Saya sampai di rumah. Masih berantakan perasaan saya. Entah, dalam kondisi itu saya hanya terdiam bodoh nggak bisa mengekspresikan perasaan apa-apa. Cuma terdiam bingung, bengong dengan segala pikiran yang nggak karuan. Saya ambil wudhu, sholat Isya, lantas saya coba mengaji Al Qur'an Surah Luqman untuk menentramkan hati saya.

Nama saya memang Luqman Hakim, tapi saya masih jauuuuuuhhhh... banget seperti sosok Luqman Al Hakim yang namanya diabadikan Allah SWT di Al Qur'an surah ke 31.

Ada perasaan lega setelah membaca Al Qur'an. Saya pun tidur...

Senin, 10 September 2007
Jam 5:15 pagi

Saya bangun, Shalat Shubuh. Merokok, minum kopi ditemani adik kandung saya yang memang menemani dari Rumah Sakit. Saya dan adik saya saling terdiam begitu saja.

Senin, 10 September 2007
Jam 9 pagi

Zahra, anak pertama kami hari ini terpaksa harus membolos sekolah. Seperti saya yang juga tidak masuk kerja. Saya ajak Zahra ke Pasar Agung Depok untuk membeli kain putih untuk mengkafani jasad janin kedua anak kembar kami. Saya ingin memperlakukan mereka dan menghormati mereka sebagaimana mereka adalah anugrah Allah SWT untuk saya. Saya pun ingin mengembalikan mereka ke Sang Maha Pemilik Segala Kehidupan dalam keadaan yang sebaik-baiknya.

Senin, 10 September 2007
Jam 11 siang

Saya dan Zahra ke Rumah Sakit Hermina Depok untuk menjemput istri saya.
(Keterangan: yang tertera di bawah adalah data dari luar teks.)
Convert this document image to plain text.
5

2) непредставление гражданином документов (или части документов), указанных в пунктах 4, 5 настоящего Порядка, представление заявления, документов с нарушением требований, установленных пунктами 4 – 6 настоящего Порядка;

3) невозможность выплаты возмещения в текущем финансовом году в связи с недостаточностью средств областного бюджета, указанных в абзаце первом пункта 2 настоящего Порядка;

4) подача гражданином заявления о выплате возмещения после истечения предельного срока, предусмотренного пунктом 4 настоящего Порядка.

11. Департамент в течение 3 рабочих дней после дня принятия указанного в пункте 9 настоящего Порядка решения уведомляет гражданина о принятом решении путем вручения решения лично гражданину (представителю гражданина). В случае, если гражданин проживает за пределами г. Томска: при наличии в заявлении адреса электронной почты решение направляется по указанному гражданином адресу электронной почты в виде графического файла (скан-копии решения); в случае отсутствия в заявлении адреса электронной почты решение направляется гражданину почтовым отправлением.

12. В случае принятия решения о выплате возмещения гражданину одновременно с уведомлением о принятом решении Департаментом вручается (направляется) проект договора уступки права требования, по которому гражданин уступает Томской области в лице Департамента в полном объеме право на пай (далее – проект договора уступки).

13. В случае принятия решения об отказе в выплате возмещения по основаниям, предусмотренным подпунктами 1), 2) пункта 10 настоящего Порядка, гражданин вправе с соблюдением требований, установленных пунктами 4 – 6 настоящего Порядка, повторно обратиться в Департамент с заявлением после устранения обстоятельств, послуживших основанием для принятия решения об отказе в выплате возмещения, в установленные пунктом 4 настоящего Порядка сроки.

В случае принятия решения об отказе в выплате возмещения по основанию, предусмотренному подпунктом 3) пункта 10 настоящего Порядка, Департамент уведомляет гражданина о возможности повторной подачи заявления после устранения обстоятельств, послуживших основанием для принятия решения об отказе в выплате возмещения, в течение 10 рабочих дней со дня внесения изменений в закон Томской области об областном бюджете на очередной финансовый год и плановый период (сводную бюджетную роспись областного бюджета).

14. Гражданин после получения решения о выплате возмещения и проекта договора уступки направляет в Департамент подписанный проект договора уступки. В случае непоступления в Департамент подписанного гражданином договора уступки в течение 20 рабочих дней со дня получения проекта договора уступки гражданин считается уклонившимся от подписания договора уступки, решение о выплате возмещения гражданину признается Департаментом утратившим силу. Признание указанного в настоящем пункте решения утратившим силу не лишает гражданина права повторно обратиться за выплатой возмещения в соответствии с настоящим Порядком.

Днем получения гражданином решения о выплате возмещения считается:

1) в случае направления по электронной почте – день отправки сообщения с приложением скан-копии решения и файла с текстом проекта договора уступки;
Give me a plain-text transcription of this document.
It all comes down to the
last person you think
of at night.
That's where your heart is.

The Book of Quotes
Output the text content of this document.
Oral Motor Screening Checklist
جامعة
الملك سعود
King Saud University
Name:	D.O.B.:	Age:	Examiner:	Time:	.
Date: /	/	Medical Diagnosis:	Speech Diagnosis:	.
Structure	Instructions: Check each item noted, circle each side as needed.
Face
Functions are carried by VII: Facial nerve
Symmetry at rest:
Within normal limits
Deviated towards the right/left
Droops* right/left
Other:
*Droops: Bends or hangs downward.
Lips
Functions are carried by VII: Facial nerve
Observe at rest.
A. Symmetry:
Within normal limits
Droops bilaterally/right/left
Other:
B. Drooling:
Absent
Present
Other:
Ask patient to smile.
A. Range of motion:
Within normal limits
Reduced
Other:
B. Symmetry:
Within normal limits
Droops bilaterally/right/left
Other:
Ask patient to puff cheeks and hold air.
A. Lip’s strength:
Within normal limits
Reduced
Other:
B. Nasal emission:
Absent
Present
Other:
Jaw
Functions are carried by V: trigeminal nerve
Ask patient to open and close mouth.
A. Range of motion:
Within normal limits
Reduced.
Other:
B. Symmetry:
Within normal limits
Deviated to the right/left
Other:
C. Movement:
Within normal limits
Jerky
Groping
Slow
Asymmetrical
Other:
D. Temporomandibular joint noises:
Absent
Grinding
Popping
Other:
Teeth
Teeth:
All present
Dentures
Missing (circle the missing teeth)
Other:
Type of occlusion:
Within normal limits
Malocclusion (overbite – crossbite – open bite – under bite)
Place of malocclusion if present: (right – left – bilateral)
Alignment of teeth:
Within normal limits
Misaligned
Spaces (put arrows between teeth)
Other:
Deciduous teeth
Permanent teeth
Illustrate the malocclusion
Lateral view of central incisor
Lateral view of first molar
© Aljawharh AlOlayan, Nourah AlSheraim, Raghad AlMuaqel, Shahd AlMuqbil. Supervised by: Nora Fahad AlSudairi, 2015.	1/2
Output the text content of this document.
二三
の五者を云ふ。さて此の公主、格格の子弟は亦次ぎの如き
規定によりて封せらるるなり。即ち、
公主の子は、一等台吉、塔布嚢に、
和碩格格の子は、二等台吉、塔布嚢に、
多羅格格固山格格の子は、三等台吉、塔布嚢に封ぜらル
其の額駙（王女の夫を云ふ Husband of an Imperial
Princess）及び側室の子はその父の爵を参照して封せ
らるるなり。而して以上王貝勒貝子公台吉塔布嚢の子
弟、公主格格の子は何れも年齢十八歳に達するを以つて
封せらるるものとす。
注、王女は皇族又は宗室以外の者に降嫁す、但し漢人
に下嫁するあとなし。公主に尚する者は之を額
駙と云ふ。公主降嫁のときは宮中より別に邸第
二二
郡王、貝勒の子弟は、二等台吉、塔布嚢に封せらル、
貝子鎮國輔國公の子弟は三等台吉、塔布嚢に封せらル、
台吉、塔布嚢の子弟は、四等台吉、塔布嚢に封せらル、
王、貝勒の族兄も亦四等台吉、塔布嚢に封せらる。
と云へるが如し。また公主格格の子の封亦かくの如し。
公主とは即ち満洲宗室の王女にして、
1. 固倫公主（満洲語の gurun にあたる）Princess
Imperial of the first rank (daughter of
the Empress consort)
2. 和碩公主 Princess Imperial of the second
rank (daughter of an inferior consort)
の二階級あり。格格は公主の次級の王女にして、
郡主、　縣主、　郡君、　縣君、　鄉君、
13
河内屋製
Di sana ada Tante 'I, adek kandung ibu saya yang sudah menunggui istri saya. Setelah lewat segala proses tetek-bengek menjengkelkan administrasi Rumah Sakit yang sangat menyebalkan, saya pun mengajak istri dan anak pertama saya ke rumah kami yang belum sempat ditempati di Studio Alam Indah Depok. Rumah itu belum bisa kami tempati karena kami memang belum sempat membangun 1 kamar lagi untuk saya dan istri saya.

Di rumah itulah saya dan istri saya memang ingin menguburkan si kembar agar selalu dekat dengan kami.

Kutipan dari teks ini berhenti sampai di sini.